Tutto questo non vuol dire ovviamente che non dobbiamo ragionare su come costruirla il meglio possibile. Dopo le critiche di questi giorni c’è il sentore che il governo modifichi il provvedimento forse con un’esenzione delle azioni. Quello che è certo è che il provvedimento così com’è presenta numerosi problemi.
Primo, far pagare la tassa solo sui saldi finali giornalieri e non su ciascuna transazione intraday (come sembra trapeli dai dettagli tecnici) vuol dire mancare clamorosamente il bersaglio dei capitali 'supersonici' ovvero del trading ad alta frequenza. La tassa inoltre non può nulla contro il
layering e i
flash trades, ovvero contro le operazioni distorsive di quegli intermediari che postano una quantità enorme di ordini che poi non eseguono per indirizzare il mercato in una determinata direzione. Per contrastare questi specifici fenomeni bisogna imporre di realizzare una percentuale minima di ordini oppure far pagare in proporzione agli ordini. Se è vero come è vero che i derivati di copertura sono fondamentali per gli investimenti, diventa importante costruire meccanismi che discriminino tra esigenze di copertura e derivati 'nudi', ovvero acquistati e venduti per pure finalità speculative da chi non deve assicurare nessuna attività sottostante. Anche se le stesse operazioni di copertura assicurativa possono richiedere periodici aggiustamenti c’è anche qui una differenza fondamentale di frequenza di transazioni. Si può dunque penalizzare di più, o penalizzare solamente le operazioni di acquisto e rivendita che si realizzano in un orizzonte di tempo inferiore ad un limite stabilito. O essere ancora più drastici e proibire l’uso di derivati non di copertura. Infine, se si vuole imporre la tassa in un solo Paese è meglio tassare non per nazionalità dell’intermediario (come nel caso non riuscito della Svezia), ma per nazionalità dell’attività finanziaria, come hanno scelto di fare Francia e Regno Unito, altri due Paesi che hanno deciso di procedere da soli.Se poi si usa il principio della nazionalità dell’attività finanziaria, non avrebbe senso esentare le azioni perché, come accaduto nel Regno Unito, la tassa ha la funzione di spingere i capitali più speculativi su altri mercati riducendo l’instabilità sui titoli nazionali.

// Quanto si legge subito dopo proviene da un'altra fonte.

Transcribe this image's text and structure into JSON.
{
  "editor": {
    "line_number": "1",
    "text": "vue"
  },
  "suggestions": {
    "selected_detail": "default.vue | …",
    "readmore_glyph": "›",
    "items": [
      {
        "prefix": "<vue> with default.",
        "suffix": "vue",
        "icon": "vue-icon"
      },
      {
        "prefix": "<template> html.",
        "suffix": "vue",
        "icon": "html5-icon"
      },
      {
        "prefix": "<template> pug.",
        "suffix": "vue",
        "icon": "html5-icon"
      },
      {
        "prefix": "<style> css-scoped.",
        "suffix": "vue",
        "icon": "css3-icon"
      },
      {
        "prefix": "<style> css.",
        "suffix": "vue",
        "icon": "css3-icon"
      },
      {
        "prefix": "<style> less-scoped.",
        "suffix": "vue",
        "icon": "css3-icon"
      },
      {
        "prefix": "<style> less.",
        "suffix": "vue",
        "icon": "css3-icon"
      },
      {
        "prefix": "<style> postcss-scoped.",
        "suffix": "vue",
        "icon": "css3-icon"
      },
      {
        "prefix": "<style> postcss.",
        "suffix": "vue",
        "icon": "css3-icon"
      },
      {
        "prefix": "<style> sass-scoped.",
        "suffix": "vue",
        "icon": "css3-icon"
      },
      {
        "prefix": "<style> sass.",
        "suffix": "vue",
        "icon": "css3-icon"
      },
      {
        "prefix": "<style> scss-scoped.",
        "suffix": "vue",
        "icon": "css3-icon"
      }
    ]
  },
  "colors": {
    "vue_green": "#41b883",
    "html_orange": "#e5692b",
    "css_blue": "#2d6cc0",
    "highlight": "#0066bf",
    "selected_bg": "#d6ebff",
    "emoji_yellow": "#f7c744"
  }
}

Siamo adulti e vaccinati e chi vuole divertirsi giocando d’azzardo è – purtroppo – libero di farlo. La situazione ideale verso cui vorremmo andare è, però, che questo 'gioco d’azzardo' non accada con i soldi di risparmiatori inconsapevoli, che li hanno depositati in apparentemente innocue banche commerciali, che le 'scommesse' non avvengano su terreni delicatissimi come quelli dei mercati finanziari e che gli intermediari finanziari ricevano l’incentivo corretto di usare le loro preziose risorse come capitali 'pazienti' (e non capitali 'supersonici'), al servizio dell’economia reale e non per gonfiare una liquidità che è assolutamente sovrabbondante e ha provocato negli ultimi tempi serie turbative al funzionamento dei mercati finanziari.